Conversely, if you edit a JPG, you’re often modifying the original image so if you didn’t back it up beforehand, the original will be lost forever.


Since a RAW file contains so much more information, sophisticated software algorithms have been written that utilize all the information to the fullest when it comes to sharpening. Sharpening algorithms in programs like Lightroom and On1 Photo RAW were written to take advantage of all the data that a RAW file contains to make it as sharp and noise free as possible.

Ok, there are other reasons why RAW files are better such as color spaces and the advantages of  RAW metadata but, I think, as far as a photographer is concerned, I made my point as to why RAW files offer better quality images than JPG’s but, is there anything BAD we should mention?

Raw files are BIG

RAW files are considerably larger than an equivalent JPG. Also, the more “MegaPixels” a camera has, the bigger the raw file will be. So, RAW files fill up hard drives sooner and they take longer to read, copy, transfer and load. Also, because the file is bigger, it can slow your camera down. If you’re shooting at a high frame per second rate, your camera’s buffer can easily get full when shooting RAW and you have the possibility of missing a shot.

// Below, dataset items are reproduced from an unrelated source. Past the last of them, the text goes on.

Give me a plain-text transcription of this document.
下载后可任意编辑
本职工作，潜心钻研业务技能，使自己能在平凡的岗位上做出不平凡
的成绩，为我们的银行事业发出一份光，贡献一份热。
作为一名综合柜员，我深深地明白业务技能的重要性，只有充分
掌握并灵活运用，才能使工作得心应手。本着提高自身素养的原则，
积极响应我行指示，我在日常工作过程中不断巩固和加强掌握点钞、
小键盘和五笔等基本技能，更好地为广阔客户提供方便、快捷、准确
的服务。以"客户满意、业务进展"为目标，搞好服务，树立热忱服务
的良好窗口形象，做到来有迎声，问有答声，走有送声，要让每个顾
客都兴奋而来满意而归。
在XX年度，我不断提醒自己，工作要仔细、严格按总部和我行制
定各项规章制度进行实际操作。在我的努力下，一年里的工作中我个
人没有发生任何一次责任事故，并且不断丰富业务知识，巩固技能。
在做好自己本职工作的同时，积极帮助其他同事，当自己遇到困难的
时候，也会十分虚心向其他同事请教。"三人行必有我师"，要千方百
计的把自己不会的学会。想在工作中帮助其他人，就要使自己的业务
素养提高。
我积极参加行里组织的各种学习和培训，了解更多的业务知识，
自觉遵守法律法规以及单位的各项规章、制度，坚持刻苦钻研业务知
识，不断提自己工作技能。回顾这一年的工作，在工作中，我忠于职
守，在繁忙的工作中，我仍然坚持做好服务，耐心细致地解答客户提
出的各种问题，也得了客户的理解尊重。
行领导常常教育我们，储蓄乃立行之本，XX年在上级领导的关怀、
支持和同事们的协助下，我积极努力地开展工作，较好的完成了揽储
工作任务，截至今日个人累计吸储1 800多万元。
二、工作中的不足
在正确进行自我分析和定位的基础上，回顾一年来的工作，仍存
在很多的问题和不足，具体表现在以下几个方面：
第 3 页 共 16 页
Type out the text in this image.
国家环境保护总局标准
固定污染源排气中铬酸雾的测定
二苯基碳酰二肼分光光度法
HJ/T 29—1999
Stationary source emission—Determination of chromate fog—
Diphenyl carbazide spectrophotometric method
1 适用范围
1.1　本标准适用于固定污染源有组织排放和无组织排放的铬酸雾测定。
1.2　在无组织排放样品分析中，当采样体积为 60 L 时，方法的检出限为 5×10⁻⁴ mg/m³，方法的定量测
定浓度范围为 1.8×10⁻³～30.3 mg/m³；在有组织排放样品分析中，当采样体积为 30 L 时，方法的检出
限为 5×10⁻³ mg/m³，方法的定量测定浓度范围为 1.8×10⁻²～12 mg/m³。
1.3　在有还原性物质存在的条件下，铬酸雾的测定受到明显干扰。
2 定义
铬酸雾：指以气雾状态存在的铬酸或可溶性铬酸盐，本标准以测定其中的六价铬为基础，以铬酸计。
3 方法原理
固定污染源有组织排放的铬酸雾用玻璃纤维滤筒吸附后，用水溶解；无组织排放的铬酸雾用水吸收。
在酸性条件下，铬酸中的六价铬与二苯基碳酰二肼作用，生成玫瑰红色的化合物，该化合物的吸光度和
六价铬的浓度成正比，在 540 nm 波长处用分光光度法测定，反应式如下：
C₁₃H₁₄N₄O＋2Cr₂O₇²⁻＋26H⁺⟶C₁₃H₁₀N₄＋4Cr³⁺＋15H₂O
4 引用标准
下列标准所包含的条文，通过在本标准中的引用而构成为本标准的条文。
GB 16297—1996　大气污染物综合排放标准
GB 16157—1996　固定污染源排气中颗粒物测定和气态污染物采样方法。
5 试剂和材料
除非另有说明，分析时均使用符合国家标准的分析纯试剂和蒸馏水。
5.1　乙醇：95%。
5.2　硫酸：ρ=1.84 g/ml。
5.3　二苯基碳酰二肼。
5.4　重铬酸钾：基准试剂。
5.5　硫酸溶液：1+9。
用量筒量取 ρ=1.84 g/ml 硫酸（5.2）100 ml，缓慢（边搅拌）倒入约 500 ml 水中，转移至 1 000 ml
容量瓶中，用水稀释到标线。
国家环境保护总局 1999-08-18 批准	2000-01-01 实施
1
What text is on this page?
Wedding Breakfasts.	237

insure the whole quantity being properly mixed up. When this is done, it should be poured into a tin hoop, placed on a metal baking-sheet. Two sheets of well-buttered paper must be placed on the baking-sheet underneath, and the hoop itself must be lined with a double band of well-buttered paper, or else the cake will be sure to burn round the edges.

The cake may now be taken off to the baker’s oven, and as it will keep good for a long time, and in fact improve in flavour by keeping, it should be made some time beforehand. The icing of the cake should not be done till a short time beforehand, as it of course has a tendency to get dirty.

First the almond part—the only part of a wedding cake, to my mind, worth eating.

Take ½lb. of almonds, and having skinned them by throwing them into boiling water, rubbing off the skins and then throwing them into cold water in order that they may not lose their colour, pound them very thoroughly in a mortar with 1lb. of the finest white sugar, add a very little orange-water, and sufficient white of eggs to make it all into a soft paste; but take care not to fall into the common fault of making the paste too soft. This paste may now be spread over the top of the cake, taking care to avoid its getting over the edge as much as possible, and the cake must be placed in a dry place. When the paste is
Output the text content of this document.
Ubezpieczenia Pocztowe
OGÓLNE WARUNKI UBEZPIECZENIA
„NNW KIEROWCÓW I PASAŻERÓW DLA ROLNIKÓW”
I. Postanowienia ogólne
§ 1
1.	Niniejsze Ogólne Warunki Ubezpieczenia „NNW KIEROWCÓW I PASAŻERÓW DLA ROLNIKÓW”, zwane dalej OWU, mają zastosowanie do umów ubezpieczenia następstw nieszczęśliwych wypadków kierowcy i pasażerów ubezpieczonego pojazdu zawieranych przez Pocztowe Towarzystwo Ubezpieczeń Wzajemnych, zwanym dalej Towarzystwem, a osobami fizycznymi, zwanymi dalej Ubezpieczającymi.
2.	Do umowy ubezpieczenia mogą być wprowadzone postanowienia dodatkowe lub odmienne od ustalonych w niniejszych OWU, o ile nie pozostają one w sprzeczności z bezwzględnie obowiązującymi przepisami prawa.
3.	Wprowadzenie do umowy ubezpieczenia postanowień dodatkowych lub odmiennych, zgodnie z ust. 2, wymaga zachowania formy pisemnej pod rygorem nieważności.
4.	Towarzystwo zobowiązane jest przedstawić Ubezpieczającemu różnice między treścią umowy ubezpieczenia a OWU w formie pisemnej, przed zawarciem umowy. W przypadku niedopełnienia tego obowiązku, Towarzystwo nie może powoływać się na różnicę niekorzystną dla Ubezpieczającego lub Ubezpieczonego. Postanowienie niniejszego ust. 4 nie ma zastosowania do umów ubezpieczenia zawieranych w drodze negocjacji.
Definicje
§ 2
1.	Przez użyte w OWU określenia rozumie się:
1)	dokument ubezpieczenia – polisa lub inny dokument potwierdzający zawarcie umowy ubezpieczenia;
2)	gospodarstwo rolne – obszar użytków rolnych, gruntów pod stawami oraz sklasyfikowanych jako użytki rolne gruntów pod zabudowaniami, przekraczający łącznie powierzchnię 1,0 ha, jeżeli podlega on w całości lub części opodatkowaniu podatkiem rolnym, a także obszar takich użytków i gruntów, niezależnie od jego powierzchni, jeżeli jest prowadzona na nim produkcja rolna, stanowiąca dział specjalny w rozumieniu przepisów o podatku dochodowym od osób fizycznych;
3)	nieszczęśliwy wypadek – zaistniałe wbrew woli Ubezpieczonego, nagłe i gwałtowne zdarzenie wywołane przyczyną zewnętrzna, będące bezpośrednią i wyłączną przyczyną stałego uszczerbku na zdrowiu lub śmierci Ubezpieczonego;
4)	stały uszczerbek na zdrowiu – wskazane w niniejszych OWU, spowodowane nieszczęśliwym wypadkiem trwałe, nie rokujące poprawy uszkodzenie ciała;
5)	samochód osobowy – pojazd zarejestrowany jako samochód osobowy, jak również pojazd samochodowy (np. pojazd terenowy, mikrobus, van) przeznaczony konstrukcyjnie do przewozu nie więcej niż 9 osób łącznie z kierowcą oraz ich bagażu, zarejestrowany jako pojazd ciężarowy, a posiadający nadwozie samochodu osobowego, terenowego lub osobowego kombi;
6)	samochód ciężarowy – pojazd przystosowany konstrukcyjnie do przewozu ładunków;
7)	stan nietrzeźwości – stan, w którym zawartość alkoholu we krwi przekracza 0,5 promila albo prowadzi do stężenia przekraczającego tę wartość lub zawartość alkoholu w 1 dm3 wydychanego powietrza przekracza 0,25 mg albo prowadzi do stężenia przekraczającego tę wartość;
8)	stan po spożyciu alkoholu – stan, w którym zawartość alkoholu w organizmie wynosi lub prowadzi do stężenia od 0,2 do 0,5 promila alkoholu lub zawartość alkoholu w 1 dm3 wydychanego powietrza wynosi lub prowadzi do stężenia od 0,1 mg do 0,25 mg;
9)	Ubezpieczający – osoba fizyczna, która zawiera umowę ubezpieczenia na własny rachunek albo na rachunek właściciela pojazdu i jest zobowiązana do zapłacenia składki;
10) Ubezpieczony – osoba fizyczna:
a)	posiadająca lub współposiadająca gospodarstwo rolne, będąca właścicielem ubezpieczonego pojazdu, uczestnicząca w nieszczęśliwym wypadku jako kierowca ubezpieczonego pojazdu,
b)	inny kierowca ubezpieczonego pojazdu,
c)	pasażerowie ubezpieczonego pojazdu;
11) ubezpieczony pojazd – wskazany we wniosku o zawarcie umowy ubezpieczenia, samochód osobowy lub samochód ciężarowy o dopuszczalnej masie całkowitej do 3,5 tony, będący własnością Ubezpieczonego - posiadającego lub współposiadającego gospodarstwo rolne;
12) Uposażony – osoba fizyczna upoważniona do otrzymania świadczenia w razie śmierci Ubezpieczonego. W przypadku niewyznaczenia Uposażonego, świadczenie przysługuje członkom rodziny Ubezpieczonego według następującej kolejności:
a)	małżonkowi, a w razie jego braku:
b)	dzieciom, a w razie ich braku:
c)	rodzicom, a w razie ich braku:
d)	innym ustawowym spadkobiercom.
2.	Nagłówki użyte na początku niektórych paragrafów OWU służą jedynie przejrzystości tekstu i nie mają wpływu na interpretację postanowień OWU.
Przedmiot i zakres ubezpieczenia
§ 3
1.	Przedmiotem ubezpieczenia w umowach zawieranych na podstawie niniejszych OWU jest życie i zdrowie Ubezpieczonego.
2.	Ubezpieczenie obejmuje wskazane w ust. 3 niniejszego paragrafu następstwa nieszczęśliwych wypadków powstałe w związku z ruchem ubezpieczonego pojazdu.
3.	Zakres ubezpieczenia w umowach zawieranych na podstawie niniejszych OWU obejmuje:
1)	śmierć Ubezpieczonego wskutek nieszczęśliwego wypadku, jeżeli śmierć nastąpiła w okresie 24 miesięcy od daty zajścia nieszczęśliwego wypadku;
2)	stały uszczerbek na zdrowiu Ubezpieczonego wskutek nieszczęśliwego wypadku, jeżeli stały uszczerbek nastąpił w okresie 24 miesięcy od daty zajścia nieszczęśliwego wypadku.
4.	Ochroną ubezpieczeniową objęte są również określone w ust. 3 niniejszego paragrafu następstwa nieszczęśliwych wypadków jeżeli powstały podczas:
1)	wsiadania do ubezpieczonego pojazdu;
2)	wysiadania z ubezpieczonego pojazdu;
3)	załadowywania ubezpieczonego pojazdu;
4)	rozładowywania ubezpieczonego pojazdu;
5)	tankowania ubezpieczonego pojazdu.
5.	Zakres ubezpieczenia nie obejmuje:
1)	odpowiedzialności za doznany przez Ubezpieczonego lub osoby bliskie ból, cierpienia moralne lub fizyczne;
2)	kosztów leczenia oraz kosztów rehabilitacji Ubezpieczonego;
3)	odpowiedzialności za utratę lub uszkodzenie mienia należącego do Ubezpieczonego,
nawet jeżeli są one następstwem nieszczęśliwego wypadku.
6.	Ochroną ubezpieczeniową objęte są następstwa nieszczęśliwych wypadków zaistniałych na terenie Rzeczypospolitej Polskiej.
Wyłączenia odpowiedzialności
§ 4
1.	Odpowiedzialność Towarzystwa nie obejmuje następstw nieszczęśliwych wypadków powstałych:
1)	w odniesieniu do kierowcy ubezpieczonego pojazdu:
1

They can’t be viewed without conversion

RAW files require post-processing and conversion before they can be viewed. Additionally, there’s no standardization across manufacturers so a RAW file from Canon is different than a RAW file from Nikon which is different than a RAW file from Fuji, etc.

RAW files are YUCKY unless they’re processed

When you shoot JPG, your camera processes the image for you — it chooses the color balance, applies sharpening and  color space. You can take the image straight from the camera and send it off into the world as is.

When you’re shooting RAW, you have to process the RAW file into photo. The creative control is now in your hands, not the machine (camera). Unfortunately, you’ll need software, such as Lightroom or Aperture to process the image and since it’s not done automatically, you’ll need time to do it.

I hope you’ll agree that despite the issues that shooting RAW poses, the advantages offset them and if you want to get professional quality images, you must consider shooting in RAW.